For those of you reading this who own Coca-Cola and find yourself with 70%, 80%, or 90% of your money tied up into the legendary beverage maker’s stock, I understand your concern about diversifying—buying almost anything else reeks of diworsification rather than diversification. However, almost no companies does not mean the same thing as saying there are no other companies out there that could be good candidates for consideration. Why not adopt the practice of putting dividends elsewhere, looking perhaps to Colgate-Palmolive, Nestle, ExxonMobil, Johnson & Johnson? Those are ways to diversify without sacrificing earnings quality or future growth prospects.

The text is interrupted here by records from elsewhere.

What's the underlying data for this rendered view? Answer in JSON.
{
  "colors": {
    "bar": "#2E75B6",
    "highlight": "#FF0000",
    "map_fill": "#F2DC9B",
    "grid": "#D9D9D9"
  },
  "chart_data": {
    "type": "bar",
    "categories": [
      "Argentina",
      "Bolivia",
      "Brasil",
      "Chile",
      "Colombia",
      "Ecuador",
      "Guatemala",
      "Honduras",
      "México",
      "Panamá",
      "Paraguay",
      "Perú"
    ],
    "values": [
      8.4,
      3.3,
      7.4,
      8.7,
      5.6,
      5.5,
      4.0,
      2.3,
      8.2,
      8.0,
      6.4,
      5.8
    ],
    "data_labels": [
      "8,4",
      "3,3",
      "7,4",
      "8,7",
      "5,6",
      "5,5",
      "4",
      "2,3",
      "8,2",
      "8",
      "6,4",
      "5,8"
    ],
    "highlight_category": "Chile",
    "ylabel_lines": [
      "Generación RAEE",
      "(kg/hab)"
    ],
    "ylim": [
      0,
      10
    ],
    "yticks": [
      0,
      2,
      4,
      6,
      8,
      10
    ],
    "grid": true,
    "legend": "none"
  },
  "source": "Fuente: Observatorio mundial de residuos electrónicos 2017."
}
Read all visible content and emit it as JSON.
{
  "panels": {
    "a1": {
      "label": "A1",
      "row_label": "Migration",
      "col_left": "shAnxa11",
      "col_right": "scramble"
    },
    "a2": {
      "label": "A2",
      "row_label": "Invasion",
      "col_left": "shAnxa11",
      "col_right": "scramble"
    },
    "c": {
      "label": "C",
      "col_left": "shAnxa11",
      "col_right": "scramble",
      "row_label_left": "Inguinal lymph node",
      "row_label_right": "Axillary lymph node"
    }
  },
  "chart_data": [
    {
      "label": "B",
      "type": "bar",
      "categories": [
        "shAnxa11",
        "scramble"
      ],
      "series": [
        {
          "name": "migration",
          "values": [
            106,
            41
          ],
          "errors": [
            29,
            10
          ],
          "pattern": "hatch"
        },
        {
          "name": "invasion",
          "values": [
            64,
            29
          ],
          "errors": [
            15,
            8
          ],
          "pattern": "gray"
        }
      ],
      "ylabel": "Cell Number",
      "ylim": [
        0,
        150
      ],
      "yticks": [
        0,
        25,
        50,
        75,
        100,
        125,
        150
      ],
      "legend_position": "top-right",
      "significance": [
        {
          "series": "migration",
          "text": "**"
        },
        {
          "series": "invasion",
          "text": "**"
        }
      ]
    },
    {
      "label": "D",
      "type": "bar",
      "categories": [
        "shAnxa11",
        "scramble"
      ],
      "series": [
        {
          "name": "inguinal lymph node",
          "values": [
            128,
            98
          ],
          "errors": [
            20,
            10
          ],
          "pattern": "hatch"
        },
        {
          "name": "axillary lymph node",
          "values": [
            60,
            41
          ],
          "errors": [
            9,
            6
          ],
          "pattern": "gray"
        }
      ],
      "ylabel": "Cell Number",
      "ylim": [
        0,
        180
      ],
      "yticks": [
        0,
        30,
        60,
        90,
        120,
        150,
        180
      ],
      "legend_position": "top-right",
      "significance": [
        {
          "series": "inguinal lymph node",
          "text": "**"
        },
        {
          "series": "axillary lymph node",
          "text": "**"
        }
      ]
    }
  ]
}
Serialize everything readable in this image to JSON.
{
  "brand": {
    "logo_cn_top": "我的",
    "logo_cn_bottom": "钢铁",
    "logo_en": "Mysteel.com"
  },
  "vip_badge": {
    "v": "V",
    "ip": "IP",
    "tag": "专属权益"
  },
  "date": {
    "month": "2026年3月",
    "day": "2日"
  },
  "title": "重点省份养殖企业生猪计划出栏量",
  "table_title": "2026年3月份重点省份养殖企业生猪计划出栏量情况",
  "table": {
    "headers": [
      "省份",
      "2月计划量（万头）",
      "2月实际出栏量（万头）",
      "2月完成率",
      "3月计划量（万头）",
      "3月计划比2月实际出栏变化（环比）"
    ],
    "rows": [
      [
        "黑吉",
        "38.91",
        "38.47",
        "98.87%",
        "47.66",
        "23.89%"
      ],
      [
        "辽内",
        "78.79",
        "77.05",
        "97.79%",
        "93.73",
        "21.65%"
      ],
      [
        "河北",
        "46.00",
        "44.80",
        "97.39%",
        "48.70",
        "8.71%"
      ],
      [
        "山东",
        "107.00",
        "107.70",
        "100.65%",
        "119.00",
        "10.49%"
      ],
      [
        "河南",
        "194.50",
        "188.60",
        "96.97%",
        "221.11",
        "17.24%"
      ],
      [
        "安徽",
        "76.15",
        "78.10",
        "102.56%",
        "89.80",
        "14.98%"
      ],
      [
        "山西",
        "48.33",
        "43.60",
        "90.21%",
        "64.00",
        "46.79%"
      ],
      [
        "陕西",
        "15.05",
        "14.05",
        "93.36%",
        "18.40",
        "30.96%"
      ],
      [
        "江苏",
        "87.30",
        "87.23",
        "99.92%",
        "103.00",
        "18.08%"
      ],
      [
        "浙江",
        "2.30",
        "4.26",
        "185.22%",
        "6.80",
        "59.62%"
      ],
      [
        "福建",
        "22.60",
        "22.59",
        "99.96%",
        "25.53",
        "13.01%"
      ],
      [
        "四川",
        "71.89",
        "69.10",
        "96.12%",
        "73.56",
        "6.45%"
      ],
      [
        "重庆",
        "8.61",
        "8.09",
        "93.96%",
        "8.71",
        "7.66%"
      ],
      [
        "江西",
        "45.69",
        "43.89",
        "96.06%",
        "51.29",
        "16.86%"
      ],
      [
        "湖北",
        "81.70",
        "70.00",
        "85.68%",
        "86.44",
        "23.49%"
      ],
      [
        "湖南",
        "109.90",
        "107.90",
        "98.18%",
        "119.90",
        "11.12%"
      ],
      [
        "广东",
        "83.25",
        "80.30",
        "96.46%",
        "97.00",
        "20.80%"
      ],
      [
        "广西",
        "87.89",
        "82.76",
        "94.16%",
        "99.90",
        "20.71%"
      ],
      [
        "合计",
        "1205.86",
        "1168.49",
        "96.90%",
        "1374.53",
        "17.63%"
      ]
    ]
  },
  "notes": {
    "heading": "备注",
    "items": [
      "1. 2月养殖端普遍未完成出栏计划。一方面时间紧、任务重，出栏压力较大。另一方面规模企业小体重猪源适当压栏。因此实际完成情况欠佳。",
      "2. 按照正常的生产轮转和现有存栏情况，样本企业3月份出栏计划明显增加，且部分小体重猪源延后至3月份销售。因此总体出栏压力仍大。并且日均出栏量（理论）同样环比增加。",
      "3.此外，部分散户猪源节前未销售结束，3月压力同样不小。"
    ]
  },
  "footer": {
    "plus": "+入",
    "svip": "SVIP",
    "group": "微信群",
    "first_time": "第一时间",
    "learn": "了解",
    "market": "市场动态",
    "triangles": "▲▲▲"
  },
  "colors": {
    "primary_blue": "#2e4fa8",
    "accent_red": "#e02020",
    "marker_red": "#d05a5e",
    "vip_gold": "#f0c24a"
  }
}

Now, for my non-Atlanta readers, who may or may not own Coca-Cola stock: The usual disclaimers apply. It’s an important to find an investment style that fits your own temperament. Heck, I know some of you could never bring themselves to own the same company stock for three years straight. That’s perfectly okay. As the writer Steven Pressfield said, “Our job in this life is not to shape ourselves into some ideal we imagine we ought to be, but to find out who we already are and become it.” (Hat tip to Stiles Mikell Harper III for alerting me to this quote). If long-term investing in the same stock isn’t for you, there are tons of other finance sources you can read. As for me, the appeal rests in making decisions that have long measuring lifes; finding anti-fragile businesses with high permanent returns on capital, establishing an ownership position, and then enjoying the growing cash payments that arrive four times per year thereafter. Those are the potential rewards when you approach the investment altar without a sale price in mind.